Accelerated Arithmetic Operations with APM8S007 MDU

Geehy

Many individuals engaged in learning microcontrollers and embedded system development today often start with Arm-based 32-bit microcontrollers (MCUs). Consequently, for many people, 8-bit MCUs are considered a thing of the past and gradually fading from view. However, this perception is not entirely accurate. Data indicates that in the global MCU market in 2023, although 32-bit MCUs held the leading position with a market share of 55%, the “veteran warrior” 8-bit MCUs remain highly competitive, accounting for a significant market share of 43% and showing no signs of retreat.

For the 8051 core, multiplication and division can take up a lot of time, but using the MDU unit will significantly speed up these operations and expand the range of applications for the 8051 chip.

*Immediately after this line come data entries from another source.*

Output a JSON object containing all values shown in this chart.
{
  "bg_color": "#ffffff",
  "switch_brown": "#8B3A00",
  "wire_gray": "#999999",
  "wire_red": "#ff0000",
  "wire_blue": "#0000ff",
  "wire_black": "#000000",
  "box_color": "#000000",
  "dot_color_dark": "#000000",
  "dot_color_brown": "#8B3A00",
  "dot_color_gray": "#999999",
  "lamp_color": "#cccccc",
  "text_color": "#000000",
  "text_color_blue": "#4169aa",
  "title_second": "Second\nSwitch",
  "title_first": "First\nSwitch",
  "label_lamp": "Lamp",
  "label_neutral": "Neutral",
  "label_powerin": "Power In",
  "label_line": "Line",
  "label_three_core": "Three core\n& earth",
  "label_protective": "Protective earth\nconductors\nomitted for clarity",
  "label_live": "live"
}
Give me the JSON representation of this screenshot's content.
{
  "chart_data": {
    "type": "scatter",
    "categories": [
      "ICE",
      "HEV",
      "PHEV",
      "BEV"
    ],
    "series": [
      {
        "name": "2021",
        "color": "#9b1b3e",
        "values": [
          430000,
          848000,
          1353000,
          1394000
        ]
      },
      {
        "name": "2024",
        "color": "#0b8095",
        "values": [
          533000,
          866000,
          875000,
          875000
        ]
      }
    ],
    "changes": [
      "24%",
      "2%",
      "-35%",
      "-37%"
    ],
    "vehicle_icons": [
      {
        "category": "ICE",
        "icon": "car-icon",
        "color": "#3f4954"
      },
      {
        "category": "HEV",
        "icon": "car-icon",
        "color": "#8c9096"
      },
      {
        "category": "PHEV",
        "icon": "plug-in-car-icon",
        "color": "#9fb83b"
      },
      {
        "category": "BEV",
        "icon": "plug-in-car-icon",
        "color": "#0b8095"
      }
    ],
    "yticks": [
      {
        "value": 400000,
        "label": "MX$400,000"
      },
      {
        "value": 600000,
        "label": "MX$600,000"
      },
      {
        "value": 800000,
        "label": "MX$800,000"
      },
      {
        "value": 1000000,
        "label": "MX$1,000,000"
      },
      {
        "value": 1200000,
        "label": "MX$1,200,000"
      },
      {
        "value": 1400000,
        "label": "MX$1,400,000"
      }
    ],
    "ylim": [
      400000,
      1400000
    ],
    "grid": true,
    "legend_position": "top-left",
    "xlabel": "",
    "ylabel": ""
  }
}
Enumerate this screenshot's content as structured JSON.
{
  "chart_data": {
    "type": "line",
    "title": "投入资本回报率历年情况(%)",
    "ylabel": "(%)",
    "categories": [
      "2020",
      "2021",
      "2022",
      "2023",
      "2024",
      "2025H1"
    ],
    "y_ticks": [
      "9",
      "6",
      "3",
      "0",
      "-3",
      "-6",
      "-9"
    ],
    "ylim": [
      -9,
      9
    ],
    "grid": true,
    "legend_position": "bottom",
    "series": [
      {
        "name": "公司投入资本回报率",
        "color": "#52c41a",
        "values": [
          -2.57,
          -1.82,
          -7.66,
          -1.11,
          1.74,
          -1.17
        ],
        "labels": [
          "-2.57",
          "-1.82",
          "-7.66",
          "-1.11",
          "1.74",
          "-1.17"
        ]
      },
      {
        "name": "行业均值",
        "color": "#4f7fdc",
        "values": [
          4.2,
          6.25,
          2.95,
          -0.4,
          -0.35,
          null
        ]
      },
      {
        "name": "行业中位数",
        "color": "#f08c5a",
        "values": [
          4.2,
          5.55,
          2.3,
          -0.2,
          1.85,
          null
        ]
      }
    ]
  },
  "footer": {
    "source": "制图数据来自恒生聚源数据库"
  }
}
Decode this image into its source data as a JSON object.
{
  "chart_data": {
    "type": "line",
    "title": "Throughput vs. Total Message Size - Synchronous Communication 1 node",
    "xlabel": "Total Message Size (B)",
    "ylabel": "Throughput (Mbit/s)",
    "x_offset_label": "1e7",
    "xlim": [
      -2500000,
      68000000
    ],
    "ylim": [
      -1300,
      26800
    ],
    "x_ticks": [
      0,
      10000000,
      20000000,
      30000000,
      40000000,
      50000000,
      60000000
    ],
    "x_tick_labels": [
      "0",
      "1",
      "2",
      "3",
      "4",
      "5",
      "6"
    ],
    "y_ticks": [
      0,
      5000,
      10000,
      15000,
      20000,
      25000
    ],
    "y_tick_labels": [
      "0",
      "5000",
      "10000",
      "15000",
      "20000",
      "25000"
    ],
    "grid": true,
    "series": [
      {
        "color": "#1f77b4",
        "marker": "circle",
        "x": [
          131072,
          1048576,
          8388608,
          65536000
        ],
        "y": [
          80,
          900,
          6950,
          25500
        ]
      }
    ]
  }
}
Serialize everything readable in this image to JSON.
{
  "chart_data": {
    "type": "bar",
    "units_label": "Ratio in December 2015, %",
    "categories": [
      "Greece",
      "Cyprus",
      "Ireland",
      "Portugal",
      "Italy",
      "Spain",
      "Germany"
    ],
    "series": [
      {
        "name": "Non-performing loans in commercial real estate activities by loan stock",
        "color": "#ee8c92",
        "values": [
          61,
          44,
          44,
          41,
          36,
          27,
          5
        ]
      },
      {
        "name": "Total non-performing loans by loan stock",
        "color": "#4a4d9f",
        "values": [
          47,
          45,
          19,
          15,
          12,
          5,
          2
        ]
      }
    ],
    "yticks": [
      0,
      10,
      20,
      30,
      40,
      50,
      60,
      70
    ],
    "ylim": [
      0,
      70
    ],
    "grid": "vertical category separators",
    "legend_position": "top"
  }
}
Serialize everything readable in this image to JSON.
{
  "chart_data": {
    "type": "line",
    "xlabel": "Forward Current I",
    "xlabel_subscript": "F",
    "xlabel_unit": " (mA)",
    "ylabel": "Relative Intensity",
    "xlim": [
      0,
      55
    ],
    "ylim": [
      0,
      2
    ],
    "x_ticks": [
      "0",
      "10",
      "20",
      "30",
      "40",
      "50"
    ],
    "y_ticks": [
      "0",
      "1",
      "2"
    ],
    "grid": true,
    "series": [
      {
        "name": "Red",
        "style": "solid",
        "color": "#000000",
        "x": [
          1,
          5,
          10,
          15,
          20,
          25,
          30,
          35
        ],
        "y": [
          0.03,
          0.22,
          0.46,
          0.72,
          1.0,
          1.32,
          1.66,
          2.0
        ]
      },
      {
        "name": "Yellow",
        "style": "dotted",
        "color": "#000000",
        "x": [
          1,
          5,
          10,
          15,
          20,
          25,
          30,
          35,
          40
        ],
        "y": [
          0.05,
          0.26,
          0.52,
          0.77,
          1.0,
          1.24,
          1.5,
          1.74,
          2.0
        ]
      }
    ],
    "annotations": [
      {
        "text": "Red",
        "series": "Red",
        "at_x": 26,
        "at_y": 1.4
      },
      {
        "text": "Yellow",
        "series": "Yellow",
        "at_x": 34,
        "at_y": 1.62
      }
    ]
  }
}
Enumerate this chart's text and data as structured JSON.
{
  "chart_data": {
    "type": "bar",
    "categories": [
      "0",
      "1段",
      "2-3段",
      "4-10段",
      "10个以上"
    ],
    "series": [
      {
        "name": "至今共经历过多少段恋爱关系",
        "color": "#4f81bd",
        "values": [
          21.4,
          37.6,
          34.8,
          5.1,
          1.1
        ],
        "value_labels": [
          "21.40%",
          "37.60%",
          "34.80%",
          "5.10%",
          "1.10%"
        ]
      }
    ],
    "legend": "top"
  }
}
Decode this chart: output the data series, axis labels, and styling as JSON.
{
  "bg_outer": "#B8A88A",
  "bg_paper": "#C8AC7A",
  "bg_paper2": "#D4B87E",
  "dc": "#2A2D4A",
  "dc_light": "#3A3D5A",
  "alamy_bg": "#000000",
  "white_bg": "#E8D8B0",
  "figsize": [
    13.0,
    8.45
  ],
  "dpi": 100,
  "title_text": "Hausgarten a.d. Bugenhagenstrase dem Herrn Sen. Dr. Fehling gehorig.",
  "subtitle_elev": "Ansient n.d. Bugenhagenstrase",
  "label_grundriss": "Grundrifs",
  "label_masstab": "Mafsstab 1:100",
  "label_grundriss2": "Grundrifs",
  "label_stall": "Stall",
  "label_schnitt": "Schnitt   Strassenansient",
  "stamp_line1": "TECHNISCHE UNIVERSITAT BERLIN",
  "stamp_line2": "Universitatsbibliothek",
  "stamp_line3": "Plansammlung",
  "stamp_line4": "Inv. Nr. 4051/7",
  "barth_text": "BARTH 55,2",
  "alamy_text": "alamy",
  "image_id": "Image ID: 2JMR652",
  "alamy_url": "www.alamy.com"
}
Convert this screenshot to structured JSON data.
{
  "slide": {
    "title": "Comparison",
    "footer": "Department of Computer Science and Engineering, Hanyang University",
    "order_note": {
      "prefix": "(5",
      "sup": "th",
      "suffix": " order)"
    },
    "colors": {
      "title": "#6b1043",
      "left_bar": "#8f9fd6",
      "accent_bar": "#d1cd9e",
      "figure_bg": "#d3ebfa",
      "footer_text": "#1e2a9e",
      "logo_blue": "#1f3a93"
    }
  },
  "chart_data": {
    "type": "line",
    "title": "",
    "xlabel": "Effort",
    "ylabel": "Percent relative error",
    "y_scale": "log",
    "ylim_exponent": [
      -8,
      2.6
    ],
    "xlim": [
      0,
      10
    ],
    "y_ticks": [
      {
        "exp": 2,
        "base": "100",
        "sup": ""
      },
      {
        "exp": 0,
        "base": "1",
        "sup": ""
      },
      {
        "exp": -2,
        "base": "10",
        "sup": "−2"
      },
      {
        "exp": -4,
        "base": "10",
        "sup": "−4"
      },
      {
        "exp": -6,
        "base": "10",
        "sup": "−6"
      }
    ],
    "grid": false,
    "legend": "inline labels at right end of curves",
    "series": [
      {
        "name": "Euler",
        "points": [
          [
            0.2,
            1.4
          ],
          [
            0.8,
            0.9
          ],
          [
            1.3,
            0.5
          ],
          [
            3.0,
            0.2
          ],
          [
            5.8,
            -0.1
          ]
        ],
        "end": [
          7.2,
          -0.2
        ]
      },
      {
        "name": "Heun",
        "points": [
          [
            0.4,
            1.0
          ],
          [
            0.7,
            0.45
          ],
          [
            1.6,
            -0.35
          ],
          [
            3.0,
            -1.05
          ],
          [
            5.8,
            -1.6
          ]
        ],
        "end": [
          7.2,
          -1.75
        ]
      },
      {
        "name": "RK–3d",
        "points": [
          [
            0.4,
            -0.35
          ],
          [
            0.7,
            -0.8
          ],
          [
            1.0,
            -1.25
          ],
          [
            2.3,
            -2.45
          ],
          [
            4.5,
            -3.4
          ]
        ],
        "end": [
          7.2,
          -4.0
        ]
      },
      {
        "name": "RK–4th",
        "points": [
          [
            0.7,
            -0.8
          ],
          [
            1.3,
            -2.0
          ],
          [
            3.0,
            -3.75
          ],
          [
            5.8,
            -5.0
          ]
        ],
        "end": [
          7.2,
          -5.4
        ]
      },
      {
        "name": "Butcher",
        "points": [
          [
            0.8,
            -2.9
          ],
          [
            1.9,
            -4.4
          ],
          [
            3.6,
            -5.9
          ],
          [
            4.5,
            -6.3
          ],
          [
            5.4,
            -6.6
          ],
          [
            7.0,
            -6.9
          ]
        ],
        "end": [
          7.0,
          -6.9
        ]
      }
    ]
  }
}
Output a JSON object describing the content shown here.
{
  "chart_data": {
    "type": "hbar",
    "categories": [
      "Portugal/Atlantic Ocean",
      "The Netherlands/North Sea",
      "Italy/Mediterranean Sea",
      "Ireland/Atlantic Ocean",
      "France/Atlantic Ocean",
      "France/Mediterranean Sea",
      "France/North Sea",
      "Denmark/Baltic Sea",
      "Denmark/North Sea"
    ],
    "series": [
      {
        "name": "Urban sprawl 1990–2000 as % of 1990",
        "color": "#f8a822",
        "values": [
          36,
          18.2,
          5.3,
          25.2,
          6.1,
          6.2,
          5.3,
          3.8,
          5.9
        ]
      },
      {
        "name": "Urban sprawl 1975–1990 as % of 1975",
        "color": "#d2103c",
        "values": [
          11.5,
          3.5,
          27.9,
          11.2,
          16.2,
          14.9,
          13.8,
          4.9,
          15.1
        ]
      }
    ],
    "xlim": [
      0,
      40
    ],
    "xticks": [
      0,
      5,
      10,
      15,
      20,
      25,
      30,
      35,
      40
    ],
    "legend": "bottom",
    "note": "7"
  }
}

The APM8S007 is equipped with an MDU unit, which enables it to perform the following operations:

Overview of Functions:

Supports signed/unsigned arithmetic calculations
Supports 32-bit/16-bit division and 16-bit/16-bit division
Supports 16-bit x 16-bit multiplication
Supports 16-bit + 16-bit addition
Supports 16-bit - 16-bit subtraction
Supports 32-bit hardware accelerated square root

Computational Performance:
Assuming a system clock of 48M with each clock cycle being 1/48M or 20.8333ns, the following table presents the calculation time based on a system clock of 48M:

Operation Type Clock Cycles Required Time (us)

32/32 32 0.67

Square 43 0.90

16-16 10 0.21

32-32 14 0.29

16+16 10 0.21

16×16 21 0.44

16/16 21 0.44

Shift 10 0.21

Note: The above data represents estimated times, indicating the time required from the start to the end of the enabled operation. There may be some margin of error. Aligning operand addresses and result addresses to 2-byte boundaries can save time for internal DMA within the module, thereby achieving maximum performance.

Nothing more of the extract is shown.